Much of what the stylist does is bring their experience to an event most people only ever plan once. Most couples wouldn’t think about the practicalities of, for example, having centrepieces so tall that guests can’t talk to one another across a table, yet, says Shannon, “these are the kind of details us stylists live, sleep and breathe!”
When should I include a stylist in my wedding planning?
While a stylist can tie in at any stage, if you’re sure you’re having a stylist, include them as early as possible before making any big decisions. Some brides start booking things years before.
Your choice of venue for both the ceremony and reception is key for a stylist. Choose a space that you love – treating it as a beautiful canvas before you begin to personalise it. Once you have found a space that appeals to you and complements your wedding vision, then the ambiance and harmony created by your stylist will follow.
Whether you are a DIY bride seeking some assistance in getting started or you require a styling package that includes the all-encompassing luxury of having every last detail taken care of by someone else, a stylist will be able to help. However, all stylists charge differently and, generally, charge according to their experience and skill.
Some stylists want to be involved from the beginning while others are happy to come in mid-way and advise the bride. Prices can start from as little as $400 to style a ceremony to$4000 to $40,000 which is the cost of some of the world’s best-known celebrity stylists.
Stylists, generally, focus on the design side of things. They won’t book venues or locations; choose the menus or seek permits for, say, a beach wedding. “Of course, we can,” says Shannon “because an experienced stylist has lots of connections and will have worked on every aspect of a wedding at some stage, but a stylist’s true expertise is more about the overall look and feel of a wedding.”
“They’ll provide the decorations or help you choose a style of dress, anything to do with the look and feel, anything to do with fashion or decor or design.”
Of course you can! Just be sure your wedding planner and stylist can work together and keep the boundaries very clear. Also, know that planners and stylists may work according to different schedules. Don’t forget that you may have a wedding co-ordinator too, courtesy of your venue!

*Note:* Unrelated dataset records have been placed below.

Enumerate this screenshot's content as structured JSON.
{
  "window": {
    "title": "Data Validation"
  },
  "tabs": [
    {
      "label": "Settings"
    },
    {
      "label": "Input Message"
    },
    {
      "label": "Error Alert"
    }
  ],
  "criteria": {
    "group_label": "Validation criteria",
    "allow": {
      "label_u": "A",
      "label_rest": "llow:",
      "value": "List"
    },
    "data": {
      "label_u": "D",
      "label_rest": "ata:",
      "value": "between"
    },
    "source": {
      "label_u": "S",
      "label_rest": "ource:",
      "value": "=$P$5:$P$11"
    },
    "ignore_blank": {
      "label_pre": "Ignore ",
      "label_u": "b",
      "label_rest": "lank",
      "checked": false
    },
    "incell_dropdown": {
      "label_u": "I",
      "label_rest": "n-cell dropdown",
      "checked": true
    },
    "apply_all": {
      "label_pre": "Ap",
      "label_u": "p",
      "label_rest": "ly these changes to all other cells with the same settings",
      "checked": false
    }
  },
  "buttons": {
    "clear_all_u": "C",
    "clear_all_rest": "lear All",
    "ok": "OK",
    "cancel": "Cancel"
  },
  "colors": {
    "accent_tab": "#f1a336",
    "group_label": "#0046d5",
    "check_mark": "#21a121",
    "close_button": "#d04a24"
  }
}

– Attention to detail is key, says Shannon. “Be selective about the little things such as your décor and linens. Your guest will spend most of their time at the reception tables, so it’s worth the extra effort.
– Use lighting to create atmosphere. Candlelight creates a sense of romance, while coloured lights create drama! Always consider what kind of ambiance you’re trying to create and develop your décor to achieve your creative vision.
– Balance is key to creating a visually beautiful space, so keep in mind how all the decorative elements can come together harmoniously through colour.
“Everything always begins and ends with the bride and groom and a skilled stylist will be able to draw out the essence of each couple’s story,” says Shannon. “If you’re getting the feeling that your stylist doesn’t understand that – or won’t listen, then they’re probably not the right one!”
“It may sound corny,” says Shannon, “but the best ‘accessory’ is a happy bride and groom who enjoy the whole creative process!”
“The results are worth it and I get goosebumps every single time a bride and groom walk into their ceremony or reception venue and their faces light up – and I know that I had a hand in it. It’s absolutely priceless!”